Diante do cenário, representantes de órgãos estaduais — incluindo a Defesa Civil, o Corpo de Bombeiros e as secretarias de assistência social e agricultura — se reuniram para ajustar as estratégias de enfrentamento para os próximos meses. A preocupação é com o prognóstico climático para o trimestre de março a maio, que indica a possibilidade de novos eventos extremos.
O objetivo do grupo é alinhar as ações para antecipar respostas e garantir que a assistência chegue mais rápido às áreas atingidas, tentando mitigar os prejuízos à população e à produção familiar que já sofre com os impactos da água.
Embora a previsão indique chuvas acima do normal nas regiões Norte e Nordeste do Pará durante o trimestre, foi reforçada uma atenção especial para as cheias dos rios. As bacias do Tapajós e do Baixo Amazonas, que possuem maior probabilidade de atingir cota de alerta entre abril e maio, o que exige acompanhamento constante e preparação das equipes de apoio.
O segundo sargento do CBMPA, Márcio Avelar, que atua na Coordenadoria Estadual de Defesa Civil no monitoramento e emissão de alertas, o alinhamento é importante para reforçar a capacidade e agilidade na resposta dos agentes.
“A reunião climática coordenada foi fundamental para que possamos nos antecipar aos eventos extremos, especialmente neste período chuvoso, quando há maior ocorrência de chuvas intensas, inundações e alagamentos. Esses encontros fortalecem nosso planejamento e garantem uma resposta mais rápida e efetiva à população”, diz.
O que foi decidido?
Para a temporada de chuvas, as principais ações práticas definidas envolvem monitoramento contínuo das chuvas e níveis dos rios, emissão de alertas antecipados à população, articulação entre Defesa Civil, Bombeiros e secretarias estaduais para ação rápida em áreas mais atingidas, principalmente na assistência às comunidades em áreas de risco.

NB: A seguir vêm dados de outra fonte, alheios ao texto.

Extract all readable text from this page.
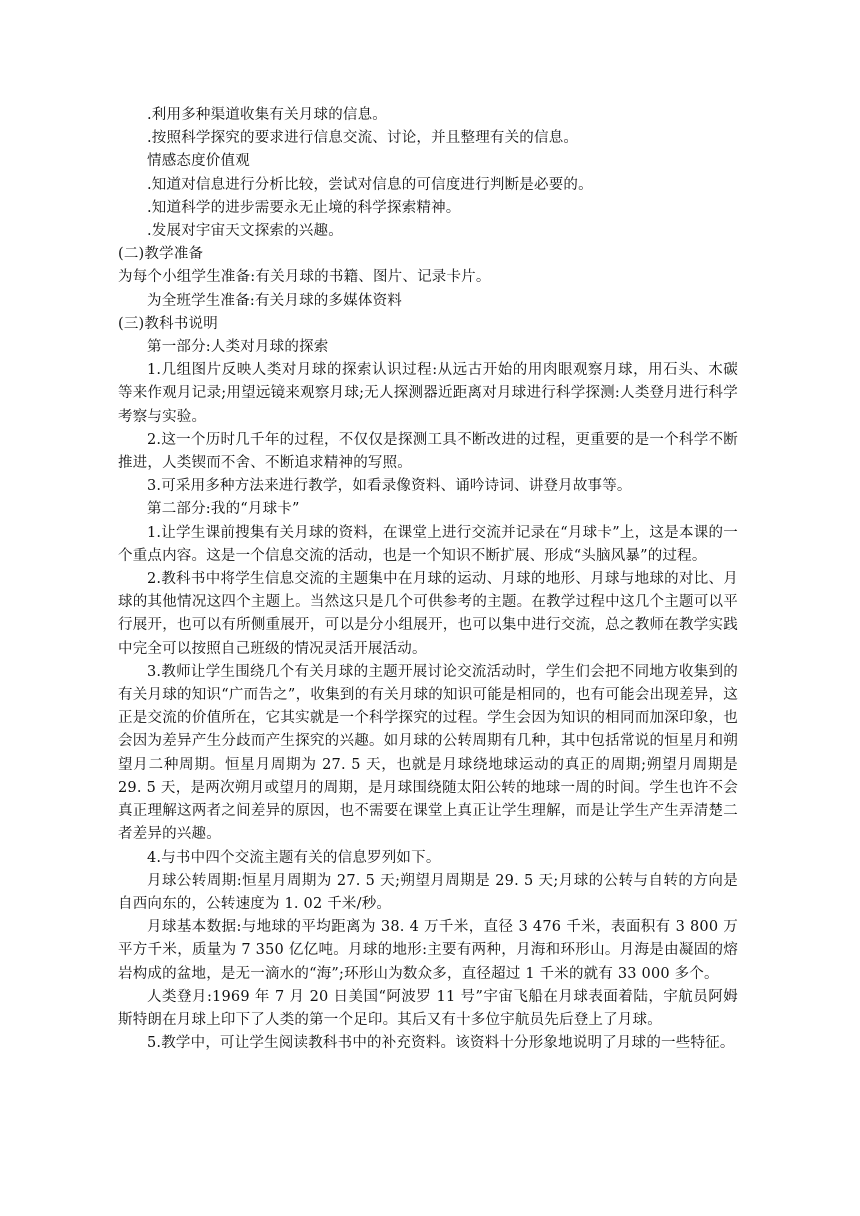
.利用多种渠道收集有关月球的信息。

.按照科学探究的要求进行信息交流、讨论，并且整理有关的信息。

情感态度价值观

.知道对信息进行分析比较，尝试对信息的可信度进行判断是必要的。

.知道科学的进步需要永无止境的科学探索精神。

.发展对宇宙天文探索的兴趣。

(二)教学准备

为每个小组学生准备:有关月球的书籍、图片、记录卡片。

为全班学生准备:有关月球的多媒体资料

(三)教科书说明

第一部分:人类对月球的探索

1.几组图片反映人类对月球的探索认识过程:从远古开始的用肉眼观察月球，用石头、木碳等来作观月记录;用望远镜来观察月球;无人探测器近距离对月球进行科学探测:人类登月进行科学考察与实验。

2.这一个历时几千年的过程，不仅仅是探测工具不断改进的过程，更重要的是一个科学不断推进，人类锲而不舍、不断追求精神的写照。

3.可采用多种方法来进行教学，如看录像资料、诵吟诗词、讲登月故事等。

第二部分:我的“月球卡”

1.让学生课前搜集有关月球的资料，在课堂上进行交流并记录在“月球卡”上，这是本课的一个重点内容。这是一个信息交流的活动，也是一个知识不断扩展、形成“头脑风暴”的过程。

2.教科书中将学生信息交流的主题集中在月球的运动、月球的地形、月球与地球的对比、月球的其他情况这四个主题上。当然这只是几个可供参考的主题。在教学过程中这几个主题可以平行展开，也可以有所侧重展开，可以是分小组展开，也可以集中进行交流，总之教师在教学实践中完全可以按照自己班级的情况灵活开展活动。

3.教师让学生围绕几个有关月球的主题开展讨论交流活动时，学生们会把不同地方收集到的有关月球的知识“广而告之”，收集到的有关月球的知识可能是相同的，也有可能会出现差异，这正是交流的价值所在，它其实就是一个科学探究的过程。学生会因为知识的相同而加深印象，也会因为差异产生分歧而产生探究的兴趣。如月球的公转周期有几种，其中包括常说的恒星月和朔望月二种周期。恒星月周期为 27. 5 天，也就是月球绕地球运动的真正的周期;朔望月周期是 29. 5 天，是两次朔月或望月的周期，是月球围绕随太阳公转的地球一周的时间。学生也许不会真正理解这两者之间差异的原因，也不需要在课堂上真正让学生理解，而是让学生产生弄清楚二者差异的兴趣。

4.与书中四个交流主题有关的信息罗列如下。

月球公转周期:恒星月周期为 27. 5 天;朔望月周期是 29. 5 天;月球的公转与自转的方向是自西向东的，公转速度为 1. 02 千米/秒。

月球基本数据:与地球的平均距离为 38. 4 万千米，直径 3 476 千米，表面积有 3 800 万平方千米，质量为 7 350 亿亿吨。月球的地形:主要有两种，月海和环形山。月海是由凝固的熔岩构成的盆地，是无一滴水的“海”;环形山为数众多，直径超过 1 千米的就有 33 000 多个。

人类登月:1969 年 7 月 20 日美国“阿波罗 11 号”宇宙飞船在月球表面着陆，宇航员阿姆斯特朗在月球上印下了人类的第一个足印。其后又有十多位宇航员先后登上了月球。

5.教学中，可让学生阅读教科书中的补充资料。该资料十分形象地说明了月球的一些特征。
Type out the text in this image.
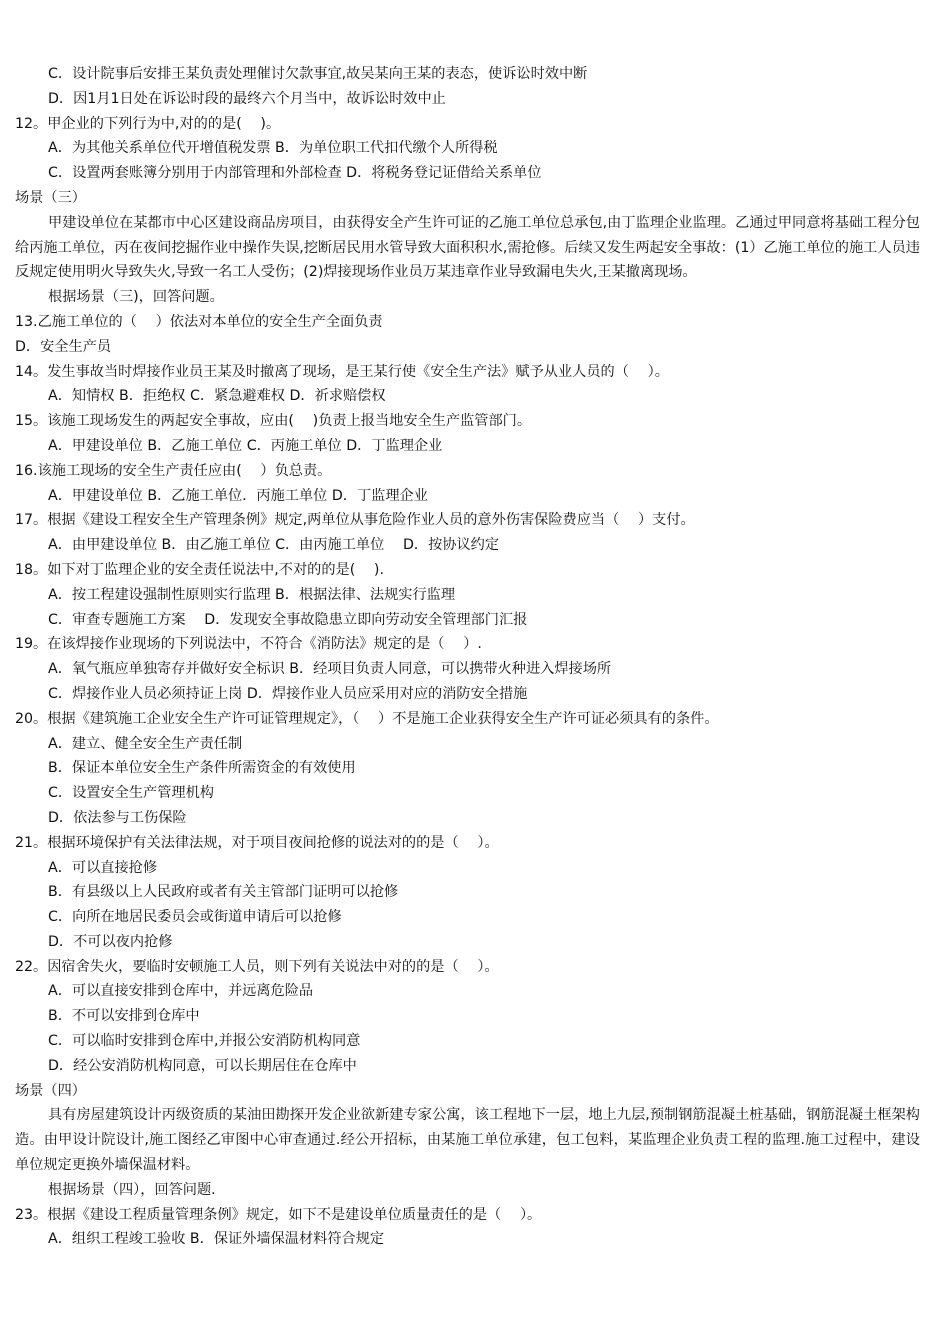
C．设计院事后安排王某负责处理催讨欠款事宜,故吴某向王某的表态，使诉讼时效中断
D．因1月1日处在诉讼时段的最终六个月当中，故诉讼时效中止
12。甲企业的下列行为中,对的的是(　 )。
A．为其他关系单位代开增值税发票 B．为单位职工代扣代缴个人所得税
C．设置两套账簿分别用于内部管理和外部检查 D．将税务登记证借给关系单位
场景（三）
甲建设单位在某都市中心区建设商品房项目，由获得安全产生许可证的乙施工单位总承包,由丁监理企业监理。乙通过甲同意将基础工程分包给丙施工单位，丙在夜间挖掘作业中操作失误,挖断居民用水管导致大面积积水,需抢修。后续又发生两起安全事故：(1）乙施工单位的施工人员违反规定使用明火导致失火,导致一名工人受伤；(2)焊接现场作业员万某违章作业导致漏电失火,王某撤离现场。
根据场景（三)，回答问题。
13.乙施工单位的（　 ）依法对本单位的安全生产全面负责
D．安全生产员
14。发生事故当时焊接作业员王某及时撤离了现场，是王某行使《安全生产法》赋予从业人员的（　 ）。
A．知情权 B．拒绝权 C．紧急避难权 D．祈求赔偿权
15。该施工现场发生的两起安全事故，应由(　 )负责上报当地安全生产监管部门。
A．甲建设单位 B．乙施工单位 C．丙施工单位 D．丁监理企业
16.该施工现场的安全生产责任应由(　 ）负总责。
A．甲建设单位 B．乙施工单位．丙施工单位 D．丁监理企业
17。根据《建设工程安全生产管理条例》规定,两单位从事危险作业人员的意外伤害保险费应当（　 ）支付。
A．由甲建设单位 B．由乙施工单位 C．由丙施工单位　 D．按协议约定
18。如下对丁监理企业的安全责任说法中,不对的的是(　 ).
A．按工程建设强制性原则实行监理 B．根据法律、法规实行监理
C．审查专题施工方案　 D．发现安全事故隐患立即向劳动安全管理部门汇报
19。在该焊接作业现场的下列说法中，不符合《消防法》规定的是（　 ）.
A．氧气瓶应单独寄存并做好安全标识 B．经项目负责人同意，可以携带火种进入焊接场所
C．焊接作业人员必须持证上岗 D．焊接作业人员应采用对应的消防安全措施
20。根据《建筑施工企业安全生产许可证管理规定》，（　 ）不是施工企业获得安全生产许可证必须具有的条件。
A．建立、健全安全生产责任制
B．保证本单位安全生产条件所需资金的有效使用
C．设置安全生产管理机构
D．依法参与工伤保险
21。根据环境保护有关法律法规，对于项目夜间抢修的说法对的的是（　 ）。
A．可以直接抢修
B．有县级以上人民政府或者有关主管部门证明可以抢修
C．向所在地居民委员会或街道申请后可以抢修
D．不可以夜内抢修
22。因宿舍失火，要临时安顿施工人员，则下列有关说法中对的的是（　 ）。
A．可以直接安排到仓库中，并远离危险品
B．不可以安排到仓库中
C．可以临时安排到仓库中,并报公安消防机构同意
D．经公安消防机构同意，可以长期居住在仓库中
场景（四）
具有房屋建筑设计丙级资质的某油田勘探开发企业欲新建专家公寓，该工程地下一层，地上九层,预制钢筋混凝土桩基础，钢筋混凝土框架构造。由甲设计院设计,施工图经乙审图中心审查通过.经公开招标，由某施工单位承建，包工包料，某监理企业负责工程的监理.施工过程中，建设单位规定更换外墙保温材料。
根据场景（四），回答问题.
23。根据《建设工程质量管理条例》规定，如下不是建设单位质量责任的是（　 ）。
A．组织工程竣工验收 B．保证外墙保温材料符合规定
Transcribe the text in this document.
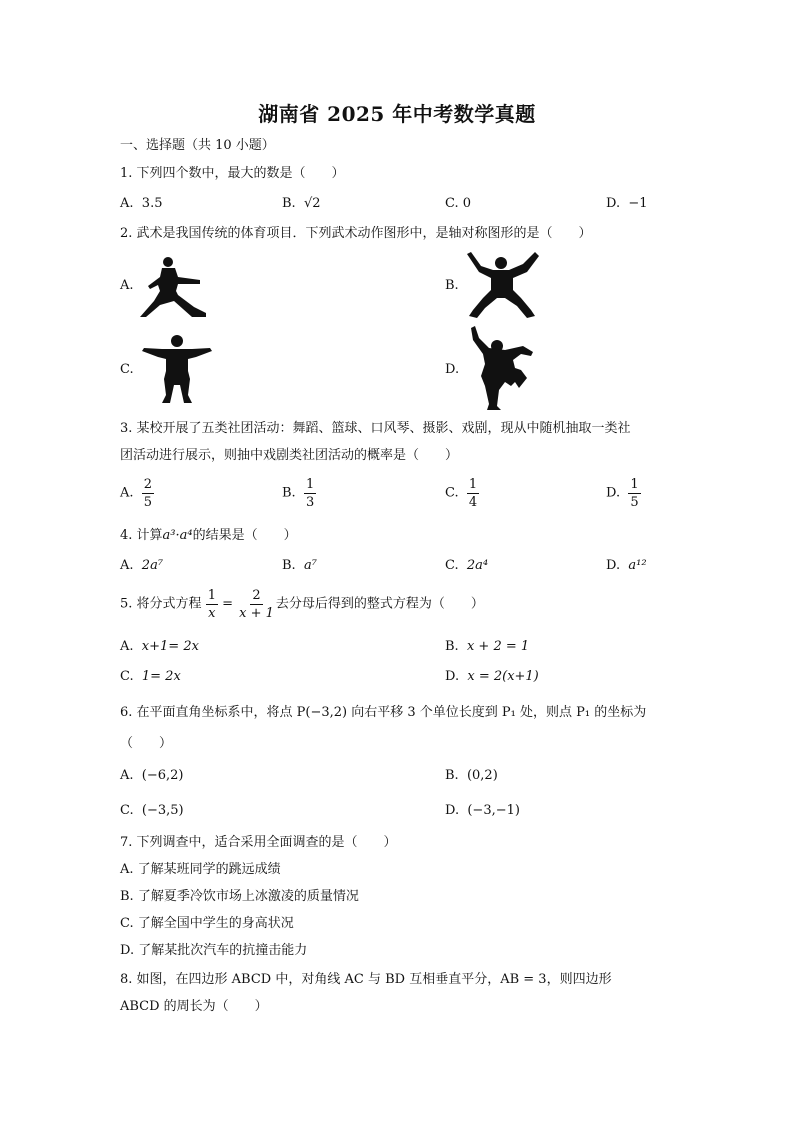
湖南省 2025 年中考数学真题
一、选择题（共 10 小题）
1. 下列四个数中，最大的数是（　　）
A. 3.5	B. √2	C. 0	D. −1
2. 武术是我国传统的体育项目．下列武术动作图形中，是轴对称图形的是（　　）
A.	B.
C.	D.
3. 某校开展了五类社团活动：舞蹈、篮球、口风琴、摄影、戏剧，现从中随机抽取一类社
团活动进行展示，则抽中戏剧类社团活动的概率是（　　）
A. $\frac{2}{5}$	B. $\frac{1}{3}$	C. $\frac{1}{4}$	D. $\frac{1}{5}$
4. 计算a³·a⁴的结果是（　　）
A. 2a⁷	B. a⁷	C. 2a⁴	D. a¹²
5. 将分式方程 $\frac{1}{x} = \frac{2}{x + 1}$ 去分母后得到的整式方程为（　　）
A. x+1= 2x	B. x + 2 = 1
C. 1= 2x	D. x = 2(x+1)
6. 在平面直角坐标系中，将点 P(−3,2) 向右平移 3 个单位长度到 P₁ 处，则点 P₁ 的坐标为
（　　）
A. (−6,2)	B. (0,2)
C. (−3,5)	D. (−3,−1)
7. 下列调查中，适合采用全面调查的是（　　）
A. 了解某班同学的跳远成绩
B. 了解夏季冷饮市场上冰激凌的质量情况
C. 了解全国中学生的身高状况
D. 了解某批次汽车的抗撞击能力
8. 如图，在四边形 ABCD 中，对角线 AC 与 BD 互相垂直平分，AB = 3，则四边形
ABCD 的周长为（　　）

Um destaque foi na irregularidade na distribuição das chuvas registrada nos últimos meses, evento que já é monitorado pelas equipes técnicas, que começaram a planejar medidas preventivas tanto para o período chuvoso, quando para o período seco, previsto para o segundo semestre.
Para o coordenador de Monitoramento Hidrometeorológico da Secretaria de Estado de Meio Ambiente, Clima e Sustentabilidade do Pará (Semas), Antônio Sousa, o objetivo desses encontros é transformar informação científica em decisões práticas.
“Transformamos dados climáticos em informação estratégica para que o Estado se antecipe aos cenários, especialmente neste caso, o período seco, quando o risco de incêndios florestais aumenta, fortalecendo a prevenção e a atuação conjunta entre os órgãos”.